O mercado de crédito imobiliário no Brasil apresentou sinais de recuperação em abril de 2026, após um início de ano marcado por cautela bancária e saques significativos da poupança. O Sistema Brasileiro de Poupança e Empréstimo (SBPE) registrou financiamentos de R$ 16,98 bilhões, o maior valor para o mês na série histórica da Abecip. Este número representa um aumento de 35,2% em relação a abril de 2025, apesar de uma queda de 8,1% em comparação com março de 2026, quando o volume foi de R$ 18,5 bilhões.
Além do aumento no valor dos financiamentos, o número de imóveis financiados também cresceu significativamente.
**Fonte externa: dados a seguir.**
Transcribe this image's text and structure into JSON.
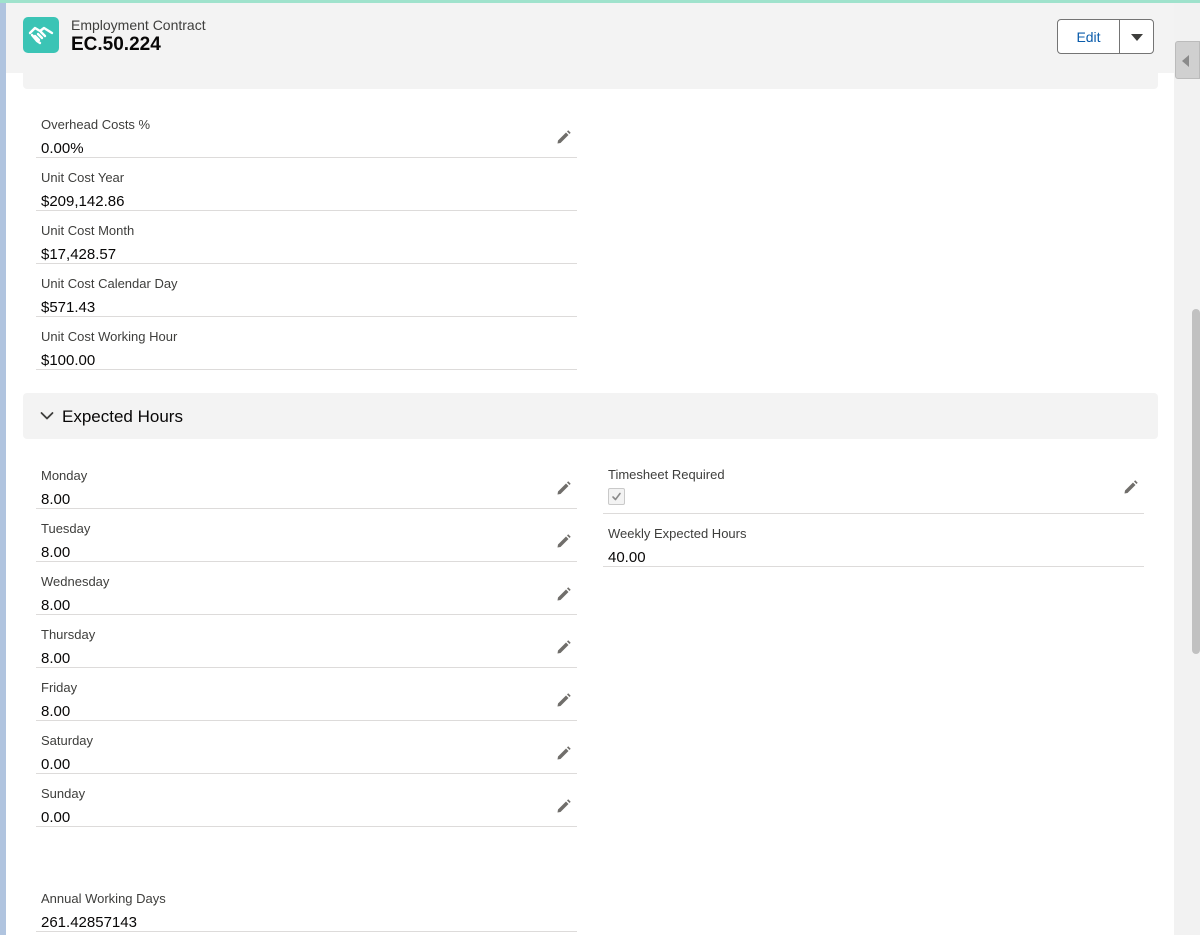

Em abril, 55,5 mil unidades foram financiadas, um aumento de 54,4% em relação ao mesmo mês do ano anterior e um crescimento de 1,5% em relação a março. Este desempenho é o melhor dos últimos 19 meses, superando o recorde anterior de setembro de 2024, quando 57,1 mil imóveis foram financiados.
Os dados indicam uma mudança positiva no cenário do crédito imobiliário, que enfrentou dificuldades no início de 2026. Em fevereiro, o setor ainda estava em retração, com uma saída líquida significativa de recursos da poupança, limitando a capacidade de financiamento dos bancos. No entanto, os indicadores agora mostram uma recuperação mais consistente. Entre janeiro e abril, os financiamentos com recursos da poupança totalizaram R$ 59,4 bilhões, um aumento de 17,7% em comparação com o mesmo período de 2025, com 180,9 mil imóveis financiados, um crescimento de 25,3% em relação ao ano anterior.
Apesar dos sinais de recuperação, os indicadores de longo prazo ainda mostram uma desaceleração. Nos 12 meses encerrados em abril de 2026, houve uma queda de 6,9% no número de imóveis financiados e uma redução de 9,7% no volume financeiro em comparação com os 12 meses anteriores. Entre maio de 2024 e abril de 2025, foram financiadas 530,7 mil unidades, enquanto no período seguinte esse número caiu para 494,2 mil imóveis, com o volume financeiro diminuindo de R$ 183 bilhões para R$ 165,2 bilhões.
Em abril, a poupança SBPE registrou uma captação líquida positiva de R$ 499 milhões, revertendo a tendência de saques. No mesmo mês de 2025, houve uma retirada líquida de R$ 4,3 bilhões. Apesar de o saldo acumulado de 2026 ainda ser negativo em R$ 31,5 bilhões, a perda é menor do que a registrada no ano anterior. Além disso, os financiamentos imobiliários com recursos livres movimentaram R$ 1,52 bilhão em abril, uma queda de 24,7% em relação a março, mas um leve aumento de 1,2% em comparação com abril de 2025. No acumulado do ano, esses financiamentos somaram R$ 7,18 bilhões, um crescimento de 5,3% em relação ao mesmo período do ano passado, com 39,6 mil unidades financiadas, um aumento de 2,6% na comparação anual.